A lot of the time, it’s in my head. I have these…expectations, for how things should be and how they should go and when it doesn’t happen, I can be pretty pissy about it. I know this, and yet I don’t really dedicate a lot of time to fixing it. I’m trying, I am. I’m trying to let go of the obsessive need to control things, to have things go my way but it isn’t always easy and I struggle daily with it.
It’s hard to pinpoint all of my issues, I have so many. I’m definitely not blind to them….I’m painfully aware of them. They whisper to me, in icy tones. They creep up unexpectedly. I’m trying, I am. It’s a struggle, I wish I could be one of those perfect people that handles everything so gracefully and never seems phased by anything. I wish I didn’t pick fights with my husband. I wish I could go with the flow and just re-fucking-lax every once in a while without my mind taunting me. I wish that I didn’t feel so alone when I was alone, because I’m not alone. I am loved. And yet, there’s this voice that taunts me. You’re alone, it’s Saturday night and you’re alone.
There’s a part of me that is actually terrified that I will end up like her, she was alone a lot and she went crazy.

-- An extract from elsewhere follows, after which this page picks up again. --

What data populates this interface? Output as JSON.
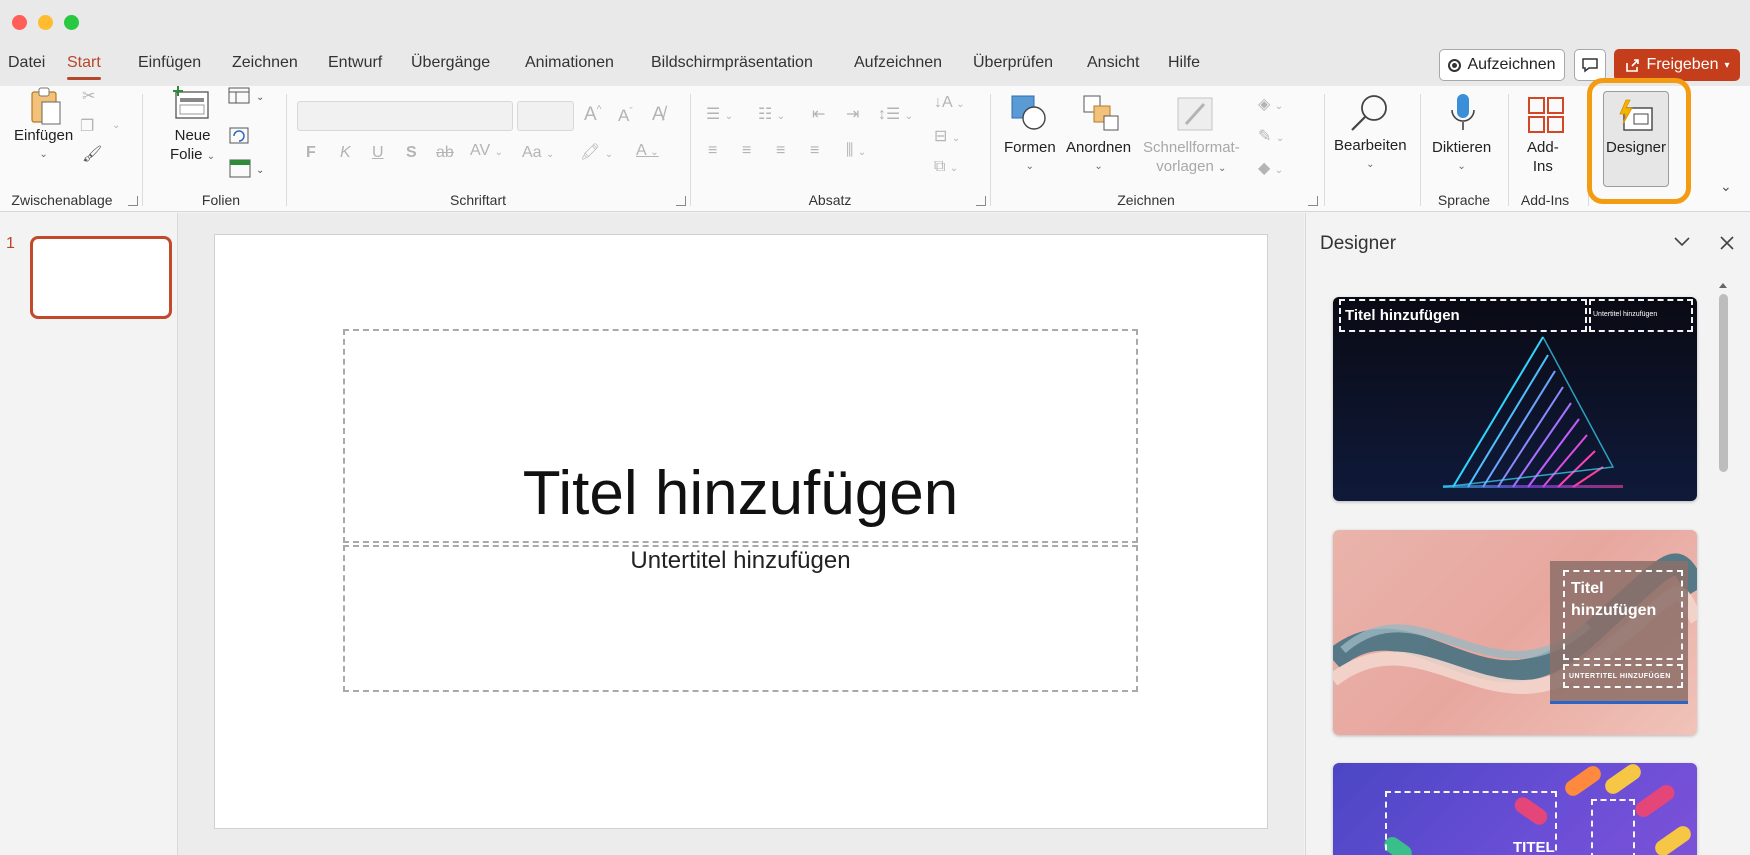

Maybe she was crazy before, or maybe she had the same voice that taunts her. You’re alone. Wait a minute, isn’t hearing voices a sign of craziness?
But I can, for the most part, tell when I’m being unreasonable. Sometimes, that doesn’t stop me but still I can tell. That kind of makes it a little maddening…knowing that you’re being unreasonable, that you’re wrong and being unable to speak how you’re thinking or fight off the demons…the depression, if you can call it that. I’ve never been clinically diagnosed, mainly because I’m afraid of that label. I’m afraid of all labels, really. I shrink away from them and try to tell myself that it’s “just a bad day”…but today’s events have forced me to realize that maybe, it’s not “just a bad day”…maybe it is depression, or maybe I just really need to figure out a better way of coping with stress. The way I’m “handling” things now just isn’t working.
I’m kind of afraid to publish it…afraid for people to read these thoughts. They sound crazy and they make no sense. But that’s because I’m trying to write while not over-sharing, which I hate doing because sometimes over-sharing is disrespectful. In this case, over-sharing would certainly be disrespectful.
I promise, I am okay. I’m just…trying to find a release for all the not so awesome stuff that triggered the [extremely intense] emotional reaction in me. Since I started writing this post, I’ve been able to find that release and resolve [some of] the issues that provoked it by talking, and by writing.
Writing this post helped me figure out a way to voice my feelings properly, in a healthy way, instead of becoming the screaming banshee that I so easily become these days. When I become that banshee, I’m reminded of her. She didn’t exactly set the perfect example for how to get your negative feelings across…but I’m working on that, because I am determined to not end up that way.